Yine bir çocuğun yaşamı söz konusuydu. Belki de yine bir çocuğu ölümden kurtaracaktık. Konumuz bu kez bir cinayetti. Bir evde düzenlenen cinayetin izini sürecektik. Kısa zaman içinde hallordu bu, çünkü buradaki hedef sadece tek bir kişiydi. Babaydı... Baba denemeyecek kadar câni olan o adam, karısını ve kızını öldürmüştü. Şu an izini bulmaya çalışıyorlardı ve bu kez yine bize ihtiyaçları vardı. Bitmek bilmeyen vakalar ve biz... "Evi basacaksınız. Mecburen, o evdeki izleri bulacaksınız. Parmak izine kadar..." Yeni gelen ajandan bir komut vardı. Yanlış hatırlamıyorsam tam 1 ay önce gelmişti ve üst kıdemli bir ajandı.

Araz ve Kayra gibi...

"Şu konuma doğru ilerliyoruz," diyerek gaza bastu şoför. Yine ev ıssız bir sokaktaydı. En tehlikeli sokaktı neredeyse burası. Gerçi bu ülkede cinayetler bitmiyordu. Evin yakınlarında durduk ve araçtan indik. Selin ve diğerleri ile eve girdiğimizde evde kan lekeleri görmemizle birlikte birbirimize baktık. Kusmak üzereydim fakat şu an bu eylemi gerçekleştirmeyecektim. Koltuk ve masalardaki parmak izlerini incelediğimizde o adama ait olduğunu anladık. Belki de kadının veya bir çocuğundu... "Yerdeki kanın yuvarlak içine al," diyerek Selin, Cristina o kanı incelemeye başladı.
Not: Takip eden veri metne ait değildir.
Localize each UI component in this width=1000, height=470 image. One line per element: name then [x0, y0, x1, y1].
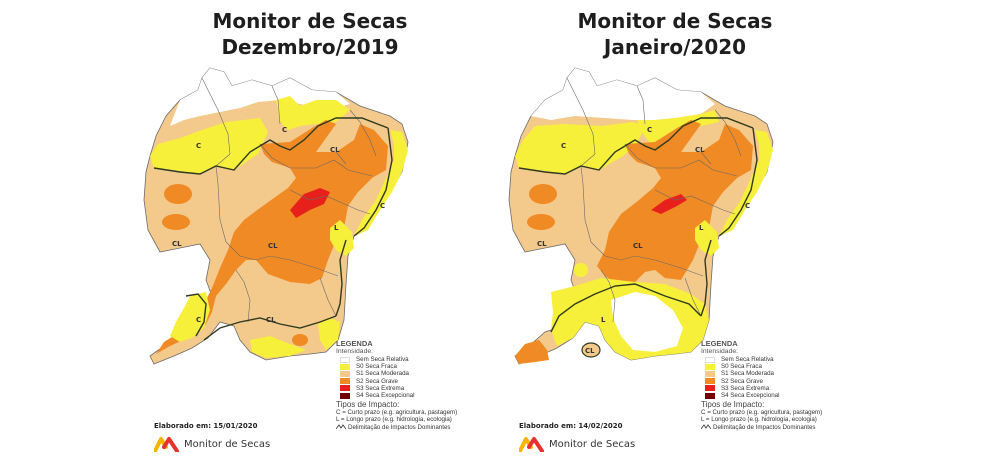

"Bununla bir delil bulabiliriz, böylece daha kolay bilgi elde etmiş oluruz. Parmak izleri de gerekli." Diyerek evdeki parmak izlerini tespit ettiğimizde bunu kayıtlara geçirdik. Elimizdeki ses cihazından ajanlara haber verdiğimde bu kanıtların laboratuvara gitmesi gerektiğini belirttiler. Kanın incelemesi ve parmak izinin hangisine ait olduğunu inceleyerek bulacaklardı. Babanın dışında başka bir insan da olabilirdi. Bu sebeple önlemleri almak daha iyi olacaktı. Polislerin ve diğer ekibin de yardımlarıyla bu iş kökten çözülmüş olacaktı. Umarım... Umarım o öldürdüğü iki masum kadının intikamını biz alabilirdik. "Araştırılan yeni bilgilere göre babanın katil olması öncelik. Bunu göz önünde tutmamız gerekiyor. Fakat evde cinayet yaşanırken babanın yanında bir adamın daha olduğu biliniyor. Bu işin içinde akrabaların da olduğu göz önünde bulunduruluyor."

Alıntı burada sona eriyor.